話をするお声やしぐさはおっとりといてふんわりとした妖精のようなのに、
あのふんわりとした歌声のほかに
凄いパワーの声も出るのに圧倒されてしまいました。
なんと豪華な時間だったことか。
すでに映画のCDは持っていましたが、
もう一枚ライブで演奏された(と思われる^^;)ものを買って
サインしていただいて一言お礼を言う時間をいただきました。
今年もまたライブに行きます。

年が明けて、
毎日のように不安にさいなまれる出来事が続いていますが
(主にはいずれ自由に話すことがはばかられるようになり、
かつ戦に巻き込まれかねないことです)、
ふと思い立って
某動物のお医者さん大人買い!(キンドルですが)をしたのをきっかけに、
もうすっかり読まなくなっていた
成田さんの作品を読み始めました(これももちろん大人買い)。
私が最後に読み切ったのはサイファまででしたので、
そのあとの「アレキサンドライト」と「ナチュラル」に手を出しているのですが、
読んでみて、なんだかほっとしました。
人間らしいってこういうことだったなあ、と思い出しました。
この頃から私はマンガから離れはじめたのですが、
それまでは、それこそ穴があくまで(いや開きませんが)
セリフも構図も暗記するまで「読んで」いました。
ことさらに、成田さんの描くものは大好きでした。
デビューしたころの作品を見たときのショックは
今だに記憶の奥にありました(←久しぶりに掘り出しました;;)
当時は最初の単行本はほぼ肌身離さず持ち歩き、
何度読み返したことかわかりません。
「指輪」といい、
思えばそれが「自分」なんだなあと思います。
(指輪は丸四年間、文字通り文庫本をずっと持ち歩いていました・・・;;。
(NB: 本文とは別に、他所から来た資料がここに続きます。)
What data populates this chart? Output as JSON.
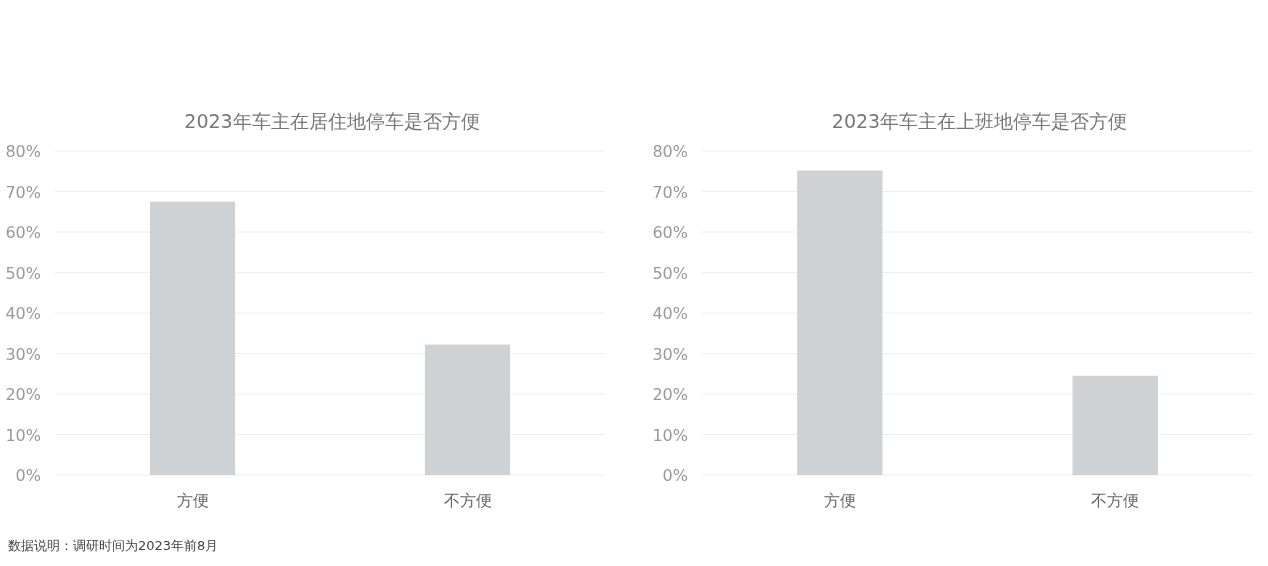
{
  "chart_data": [
    {
      "type": "bar",
      "title": "2023年车主在居住地停车是否方便",
      "categories": [
        "方便",
        "不方便"
      ],
      "values": [
        67.5,
        32.2
      ],
      "color": "#cfd2d5",
      "ylim": [
        0,
        80
      ],
      "yticks": [
        {
          "value": 0,
          "label": "0%"
        },
        {
          "value": 10,
          "label": "10%"
        },
        {
          "value": 20,
          "label": "20%"
        },
        {
          "value": 30,
          "label": "30%"
        },
        {
          "value": 40,
          "label": "40%"
        },
        {
          "value": 50,
          "label": "50%"
        },
        {
          "value": 60,
          "label": "60%"
        },
        {
          "value": 70,
          "label": "70%"
        },
        {
          "value": 80,
          "label": "80%"
        }
      ],
      "grid": "y",
      "annotations": [
        "数据说明：调研时间为2023年前8月"
      ]
    },
    {
      "type": "bar",
      "title": "2023年车主在上班地停车是否方便",
      "categories": [
        "方便",
        "不方便"
      ],
      "values": [
        75.2,
        24.5
      ],
      "color": "#cfd2d5",
      "ylim": [
        0,
        80
      ],
      "yticks": [
        {
          "value": 0,
          "label": "0%"
        },
        {
          "value": 10,
          "label": "10%"
        },
        {
          "value": 20,
          "label": "20%"
        },
        {
          "value": 30,
          "label": "30%"
        },
        {
          "value": 40,
          "label": "40%"
        },
        {
          "value": 50,
          "label": "50%"
        },
        {
          "value": 60,
          "label": "60%"
        },
        {
          "value": 70,
          "label": "70%"
        },
        {
          "value": 80,
          "label": "80%"
        }
      ],
      "grid": "y"
    }
  ]
}
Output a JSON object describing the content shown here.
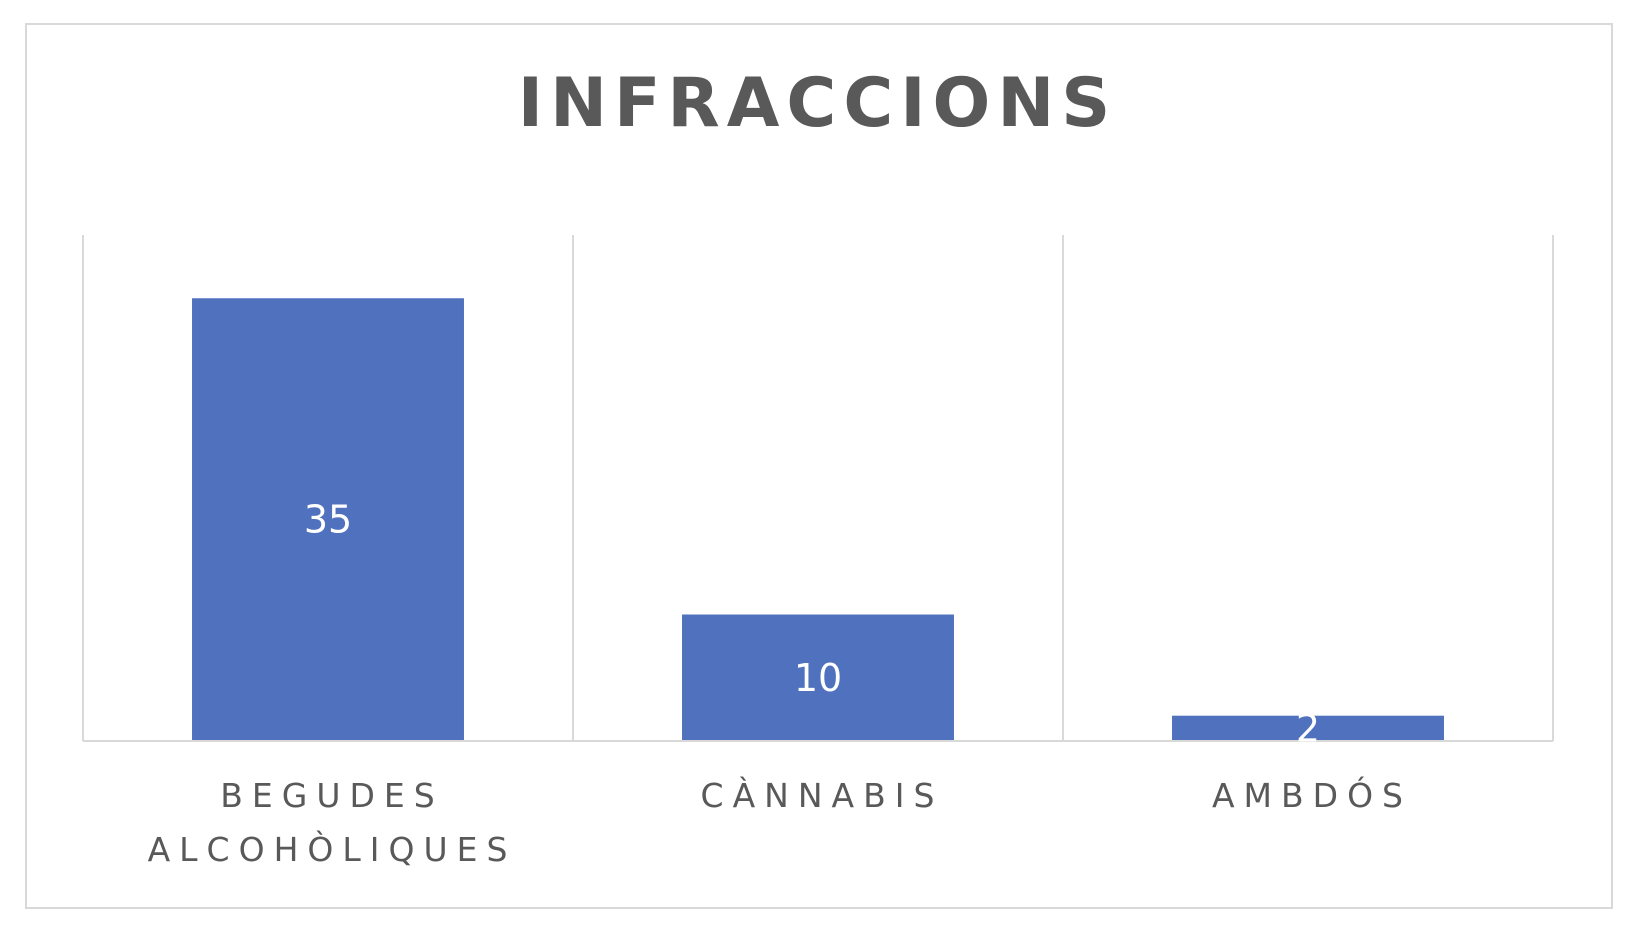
{
  "chart_data": {
    "type": "bar",
    "title": "INFRACCIONS",
    "categories": [
      [
        "BEGUDES",
        "ALCOHÒLIQUES"
      ],
      [
        "CÀNNABIS"
      ],
      [
        "AMBDÓS"
      ]
    ],
    "values": [
      35,
      10,
      2
    ],
    "data_labels": [
      "35",
      "10",
      "2"
    ],
    "ylim": [
      0,
      40
    ],
    "grid": "vertical category separators",
    "legend": "none",
    "colors": {
      "bar": "#5071bd",
      "gridline": "#d9d9d9",
      "text": "#595959",
      "data_label": "#ffffff"
    }
  }
}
)

成田さんというと、
そもそも好きになったのは実はまさあき君のシリーズで、
そのあとの「あいつ」も大好きでした。
「ナチュラル」はその学生ノリを思い出すところもあり、
自由であること、自分自身であることを
あたりまえに大事に描かれていて
ああいいなあと、
今になって、または今だからからか、
しみじみと、埋没して読みふけってしまいました。
自分は日本人だという意識の強いハーフの少年JRに向けて
アリーシャが言い放つ
「あんたは日本人じゃないわ、あんたはJRよ!」
という台詞がいいです。
ずいぶん前に書かれた作品ですが、
今読んでみて、
なんだか正気に返らせていただいたような思いがしています。
今が多様性を考えなければならない時なのです。
まったく遅すぎるくらいなのですが。


二月、三月は私にとって、
身近な人の誕生日の多い月です。

学校を卒業して以来会っていませんが、
今日は親しかった友人の誕生日で
毎年のように、律儀に思い出しています。
きっと夢をかなえたであろう、
自由な翼を持った彼女が
どこかで幸せな一日を過ごしていますようにと祈ります。


どうか人がひと(他人)を当たり前に大事に思う世の中でありますように。